Im Gegensatz zum sozialen Vertrauen bleibt das politische Vertrauen von der ethnischen Zusammensetzung des Quartiers unbeeinflusst. Das politische Vertrauen bezieht sich auf die Unterstützung, die politischen Institutionen entgegen gebracht wird, und stellt einen essentiellen Bestandteil demokratischer Systeme dar (Easton 1965). Wie unsere Ergebnisse zeigen, weist es zwar eine hohe Korrelation mit dem sozialen Vertrauen auf, bleibt aber über die Quartiergrenzen hinaus konstant. Es wird – wie bereits in anderen Studien nachgewiesen – positiv beeinflusst vom Bildungsgrad der befragten Personen und der Anzahl Jahre, die diese bereits im Quartier verbracht haben. Putnams These, dass eine stärkere kulturelle Vielfalt zu sozialer Isolation und einem tieferen Vertrauen in die Politik führt, kann somit im Rahmen der vorliegenden Studie zurückgewiesen werden.

 

Methodisches Vorgehen
DIVERCITIES ist ein vierjähriges europäisches Forschungsprojekt (2013-2017), getragen von vierzehn Projektpartnern aus vierzehn verschiedenen europäischen Städten finanziert durch das 7. Rahmenprogramm für Forschung und technologische Entwicklung der EU. DIVERCITIES beschäftigt sich mit urbaner Vielfalt und ihren Auswirkungen auf den sozialen Zusammenhalt, die soziale Durchlässigkeit und die wirtschaftliche Produktivität.

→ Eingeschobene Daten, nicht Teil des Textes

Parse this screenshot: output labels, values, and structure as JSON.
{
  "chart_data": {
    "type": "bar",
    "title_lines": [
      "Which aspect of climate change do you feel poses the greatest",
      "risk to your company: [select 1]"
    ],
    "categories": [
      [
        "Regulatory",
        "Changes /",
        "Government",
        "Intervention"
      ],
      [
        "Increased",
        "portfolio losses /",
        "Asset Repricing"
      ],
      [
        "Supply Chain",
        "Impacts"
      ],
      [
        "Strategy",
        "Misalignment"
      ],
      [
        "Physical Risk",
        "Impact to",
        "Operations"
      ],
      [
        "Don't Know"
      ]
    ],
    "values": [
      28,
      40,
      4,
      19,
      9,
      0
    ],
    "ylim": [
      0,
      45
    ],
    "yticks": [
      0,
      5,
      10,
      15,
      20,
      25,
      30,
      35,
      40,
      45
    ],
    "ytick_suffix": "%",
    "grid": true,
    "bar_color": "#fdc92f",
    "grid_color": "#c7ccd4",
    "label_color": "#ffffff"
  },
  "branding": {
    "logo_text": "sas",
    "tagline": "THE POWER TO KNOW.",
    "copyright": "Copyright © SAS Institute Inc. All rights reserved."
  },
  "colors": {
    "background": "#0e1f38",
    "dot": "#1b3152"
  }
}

Der vorliegende Beitrag stützt sich auf die Fallstudie Zürich und eine Befragung von 50 Einwohnerinnen und Einwohnern der Kreise 4 und 9 der Stadt Zürich. Der Kreis 4 gliedert sich in die Quartiere Hard, Langstrasse und Werd; der Kreis 9 umfasst die Quartiere Albisrieden und Altstetten. Die Auswahl der Interviewpartnerinnen und -partnern folgte dabei der Zielsetzung einer möglichst grossen Vielfalt in ethnischer, demographischer und sozio-ökonomischer Hinsicht.

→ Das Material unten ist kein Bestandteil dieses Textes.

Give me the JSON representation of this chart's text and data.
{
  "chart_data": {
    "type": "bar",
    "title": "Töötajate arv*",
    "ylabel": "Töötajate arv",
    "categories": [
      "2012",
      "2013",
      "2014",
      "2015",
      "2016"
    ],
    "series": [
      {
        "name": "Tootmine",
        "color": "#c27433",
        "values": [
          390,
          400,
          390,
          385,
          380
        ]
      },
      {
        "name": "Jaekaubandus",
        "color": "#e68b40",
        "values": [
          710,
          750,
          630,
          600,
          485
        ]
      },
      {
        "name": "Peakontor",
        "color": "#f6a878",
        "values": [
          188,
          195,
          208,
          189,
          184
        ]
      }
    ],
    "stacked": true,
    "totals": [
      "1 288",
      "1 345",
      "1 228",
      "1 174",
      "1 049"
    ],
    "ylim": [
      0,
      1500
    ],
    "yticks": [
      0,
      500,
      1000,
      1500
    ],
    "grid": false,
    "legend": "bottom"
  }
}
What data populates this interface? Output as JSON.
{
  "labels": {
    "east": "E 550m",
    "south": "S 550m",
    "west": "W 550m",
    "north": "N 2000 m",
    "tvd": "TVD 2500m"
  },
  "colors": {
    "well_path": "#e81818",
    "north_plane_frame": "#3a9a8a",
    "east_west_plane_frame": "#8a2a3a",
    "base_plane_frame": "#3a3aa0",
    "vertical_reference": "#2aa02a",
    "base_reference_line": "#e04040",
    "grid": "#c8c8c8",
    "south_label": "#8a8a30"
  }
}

Die diesem Beitrag zugrundeliegenden Regressionsresultate und verwendeten Fragen aus dem Befragungsleitfaden können hier eingesehen werden.


Literaturverzeichnis
  • Allport, G. W. (1954). The Nature of Prejudice. Cambridge, MA: Addison Wesley.
  • Easton, D. (1965). A Systems Analysis of Political Life. Chicago: University of Chicago Press.
  • Giddens, A. (2007). “Doubting diversity’s value”, Foreign Policy, 163: 86-88.
  • Pettigrew, T. F. (1998). “Intergroup Contact Theory”, Annual Reviews in Psychology, 49: 65-85.
  • Plüss, L., A. Babel, P. Abegg, J. Steiner und W. Schenkel (2017). DIVERCITIES: Dealing with Urban Diversity. The Case of Zurich. Zürich: synergo GmbH.
  • Riaño, Y. und D. Wastl-Walter (2006). “Immigration Policies, State Discourses on Foreigners and the Politics of Identity in Switzerland”, Environment and Planning A, 38(9): 1693-1713.
  • Putnam, R. D. (2007). “E Pluribus Unum: Diversity and community in the twenty-first century. The 2006 Johan Skytte prize lecture”, Scandinavian Political Studies, 30(2): 137-174.
  • Stadt Zürich (2014). Zahlen und Fakten.
  • Stadt Zürich (2015). Statistisches Jahrbuch der Stadt Zürich 2015. Zürich: Statistik Stadt Zürich.